James goes on to imagine plot details that correspond closely to the finished story - "They must kill him" - and to sketch some of the characters who would later become the narrator, Mrs. Wimbush, Guy Walshingham and Dora Forbes. He emphasizes that the style of the story must be "admirably satiric, ironic" to avoid any hint of mawkishness or self-pity.

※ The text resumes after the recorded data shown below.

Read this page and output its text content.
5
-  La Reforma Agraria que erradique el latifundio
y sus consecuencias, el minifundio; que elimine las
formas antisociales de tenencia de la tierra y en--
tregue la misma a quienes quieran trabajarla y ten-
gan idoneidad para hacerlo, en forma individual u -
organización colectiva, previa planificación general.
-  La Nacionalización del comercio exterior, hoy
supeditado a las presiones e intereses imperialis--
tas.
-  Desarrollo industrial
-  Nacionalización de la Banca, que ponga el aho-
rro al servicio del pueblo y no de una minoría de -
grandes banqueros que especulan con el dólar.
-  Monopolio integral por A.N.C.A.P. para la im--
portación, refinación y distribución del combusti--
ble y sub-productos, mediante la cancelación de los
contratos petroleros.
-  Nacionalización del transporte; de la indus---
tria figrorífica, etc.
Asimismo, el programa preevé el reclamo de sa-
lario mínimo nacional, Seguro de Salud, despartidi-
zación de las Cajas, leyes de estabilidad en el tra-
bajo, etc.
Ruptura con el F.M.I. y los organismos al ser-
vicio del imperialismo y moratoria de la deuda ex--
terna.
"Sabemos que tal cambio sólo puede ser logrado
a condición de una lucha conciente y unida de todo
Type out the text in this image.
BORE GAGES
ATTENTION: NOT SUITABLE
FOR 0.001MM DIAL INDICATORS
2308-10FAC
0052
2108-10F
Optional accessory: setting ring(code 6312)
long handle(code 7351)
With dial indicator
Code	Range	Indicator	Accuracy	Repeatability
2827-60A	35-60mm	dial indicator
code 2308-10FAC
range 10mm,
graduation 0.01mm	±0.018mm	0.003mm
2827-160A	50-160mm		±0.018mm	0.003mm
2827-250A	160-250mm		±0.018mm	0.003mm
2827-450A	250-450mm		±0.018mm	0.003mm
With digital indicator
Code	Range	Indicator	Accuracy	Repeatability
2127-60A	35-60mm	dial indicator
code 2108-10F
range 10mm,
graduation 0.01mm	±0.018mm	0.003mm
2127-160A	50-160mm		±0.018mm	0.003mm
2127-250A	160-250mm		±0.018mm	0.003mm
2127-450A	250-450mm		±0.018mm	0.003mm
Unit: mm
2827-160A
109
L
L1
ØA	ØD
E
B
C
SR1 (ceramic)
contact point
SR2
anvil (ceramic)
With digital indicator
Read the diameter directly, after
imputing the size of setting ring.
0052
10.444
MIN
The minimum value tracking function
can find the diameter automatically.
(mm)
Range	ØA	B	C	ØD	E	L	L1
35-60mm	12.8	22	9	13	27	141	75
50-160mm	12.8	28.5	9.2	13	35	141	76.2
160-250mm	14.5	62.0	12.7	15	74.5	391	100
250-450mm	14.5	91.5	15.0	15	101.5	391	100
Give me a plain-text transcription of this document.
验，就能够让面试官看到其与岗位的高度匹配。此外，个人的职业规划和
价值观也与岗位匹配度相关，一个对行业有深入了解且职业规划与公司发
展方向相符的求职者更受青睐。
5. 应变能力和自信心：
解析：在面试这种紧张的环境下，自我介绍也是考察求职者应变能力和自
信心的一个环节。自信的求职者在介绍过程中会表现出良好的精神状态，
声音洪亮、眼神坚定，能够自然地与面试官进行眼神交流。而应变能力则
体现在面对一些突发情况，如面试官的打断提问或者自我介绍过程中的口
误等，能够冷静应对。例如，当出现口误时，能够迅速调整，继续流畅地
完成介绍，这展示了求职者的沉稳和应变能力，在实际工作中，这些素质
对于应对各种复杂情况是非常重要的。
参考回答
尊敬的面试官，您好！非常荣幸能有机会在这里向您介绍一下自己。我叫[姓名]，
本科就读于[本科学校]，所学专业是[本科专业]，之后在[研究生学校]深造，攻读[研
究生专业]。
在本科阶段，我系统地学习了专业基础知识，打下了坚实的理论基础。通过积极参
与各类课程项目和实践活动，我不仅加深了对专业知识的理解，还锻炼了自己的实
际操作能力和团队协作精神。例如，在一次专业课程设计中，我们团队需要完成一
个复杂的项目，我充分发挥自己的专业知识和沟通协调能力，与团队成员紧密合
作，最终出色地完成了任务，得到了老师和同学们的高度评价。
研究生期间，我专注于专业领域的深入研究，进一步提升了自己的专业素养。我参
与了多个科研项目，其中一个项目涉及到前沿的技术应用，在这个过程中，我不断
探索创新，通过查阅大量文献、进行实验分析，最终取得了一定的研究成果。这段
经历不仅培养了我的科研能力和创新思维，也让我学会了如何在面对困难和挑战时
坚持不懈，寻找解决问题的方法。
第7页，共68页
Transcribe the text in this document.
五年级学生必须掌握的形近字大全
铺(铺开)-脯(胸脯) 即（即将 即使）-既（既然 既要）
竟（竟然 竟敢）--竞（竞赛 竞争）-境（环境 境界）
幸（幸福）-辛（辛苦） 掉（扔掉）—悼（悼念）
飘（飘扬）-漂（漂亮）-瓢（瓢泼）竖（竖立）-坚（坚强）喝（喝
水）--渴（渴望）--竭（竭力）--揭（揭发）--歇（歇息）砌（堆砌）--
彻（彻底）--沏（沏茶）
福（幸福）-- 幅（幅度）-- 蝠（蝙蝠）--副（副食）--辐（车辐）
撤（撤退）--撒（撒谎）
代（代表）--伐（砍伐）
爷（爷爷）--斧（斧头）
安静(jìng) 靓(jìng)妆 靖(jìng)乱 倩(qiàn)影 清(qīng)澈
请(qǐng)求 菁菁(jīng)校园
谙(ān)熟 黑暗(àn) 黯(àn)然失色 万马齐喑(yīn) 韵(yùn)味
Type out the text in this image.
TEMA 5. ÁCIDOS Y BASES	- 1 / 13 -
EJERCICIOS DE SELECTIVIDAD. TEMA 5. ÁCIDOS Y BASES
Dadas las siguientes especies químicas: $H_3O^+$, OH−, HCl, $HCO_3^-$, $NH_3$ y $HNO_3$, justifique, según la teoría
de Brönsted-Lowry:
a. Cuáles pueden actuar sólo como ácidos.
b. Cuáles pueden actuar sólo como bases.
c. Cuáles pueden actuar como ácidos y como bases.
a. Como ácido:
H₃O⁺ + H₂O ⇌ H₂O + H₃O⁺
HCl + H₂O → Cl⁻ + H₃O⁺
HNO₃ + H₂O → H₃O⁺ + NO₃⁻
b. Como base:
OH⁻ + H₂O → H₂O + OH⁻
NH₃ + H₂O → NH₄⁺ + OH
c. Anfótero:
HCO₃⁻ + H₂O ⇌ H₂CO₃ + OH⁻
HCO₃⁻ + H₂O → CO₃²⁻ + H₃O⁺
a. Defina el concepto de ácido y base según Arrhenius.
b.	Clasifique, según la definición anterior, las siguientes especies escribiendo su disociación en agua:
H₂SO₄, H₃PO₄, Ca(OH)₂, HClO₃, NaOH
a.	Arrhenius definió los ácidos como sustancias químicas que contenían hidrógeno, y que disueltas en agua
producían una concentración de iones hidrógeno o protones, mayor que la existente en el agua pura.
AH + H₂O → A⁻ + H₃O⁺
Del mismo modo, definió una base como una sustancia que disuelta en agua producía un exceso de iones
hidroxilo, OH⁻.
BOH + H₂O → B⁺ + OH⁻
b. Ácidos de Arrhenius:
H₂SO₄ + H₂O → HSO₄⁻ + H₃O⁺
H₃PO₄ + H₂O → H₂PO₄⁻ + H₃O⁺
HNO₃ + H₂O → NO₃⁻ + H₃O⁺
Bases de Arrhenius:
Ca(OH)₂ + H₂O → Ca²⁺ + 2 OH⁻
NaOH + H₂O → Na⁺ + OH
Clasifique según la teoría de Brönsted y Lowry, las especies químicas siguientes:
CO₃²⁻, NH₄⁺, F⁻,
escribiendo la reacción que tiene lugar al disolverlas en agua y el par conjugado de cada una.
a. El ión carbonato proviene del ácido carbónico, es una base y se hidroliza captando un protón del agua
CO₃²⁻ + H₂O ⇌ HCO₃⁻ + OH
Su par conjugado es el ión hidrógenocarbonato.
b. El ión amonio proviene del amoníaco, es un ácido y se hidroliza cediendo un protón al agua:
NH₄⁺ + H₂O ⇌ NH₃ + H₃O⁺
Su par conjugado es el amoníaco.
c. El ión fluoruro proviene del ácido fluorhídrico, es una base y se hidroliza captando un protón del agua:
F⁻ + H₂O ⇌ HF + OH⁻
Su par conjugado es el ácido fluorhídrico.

The story appeared in James' New York Edition. In his preface James recalled how happy he was that the editors of The Yellow Book, where The Death of the Lion was first published, allowed him to expand the tale beyond the rigid length limitations often imposed on short story writers. He then discusses the tale's plot, noting how society often cares little for the subjects of its fawning attention, even to the point of literally killing them with overdone consideration. In a wryly humorous note James says of the lion, Neil Paraday: "I yet had met him - though in a preserve not perhaps known in all its extent to geographers."

==Criticism==
The Death of the Lion has enjoyed generally favorable criticism over the decades. Reviewers have admired the tale's sardonic, tartly comic view of literary "lionization" by unknowing and careless admirers, who may have only the slightest (if any) acquaintance with the lionized author's works. Frank Kermode, for instance, in his introduction to a Penguin collection which includes the story, appreciated James' "achievement of rendering a tragic donnée in the mode of irony and even, at moments, of farce."

The story clearly has autobiographical resonance, as James himself states in the Notebook entry. But the story's style eliminates any hint of self-pity, as Robert Gale pointed out: "James must have seen himself as lionizable; so the story has an autobiographical touch, although totally without self-pity and although James would never have submitted to social exploitation the way Paraday foolishly does...The story is saved from being sad not only by its pervasive ironic and comic tone, but also by its unique ending: two young people marry and pursue an impossible dream, symbolized by a sought-for but never-to-be-found literary treasure."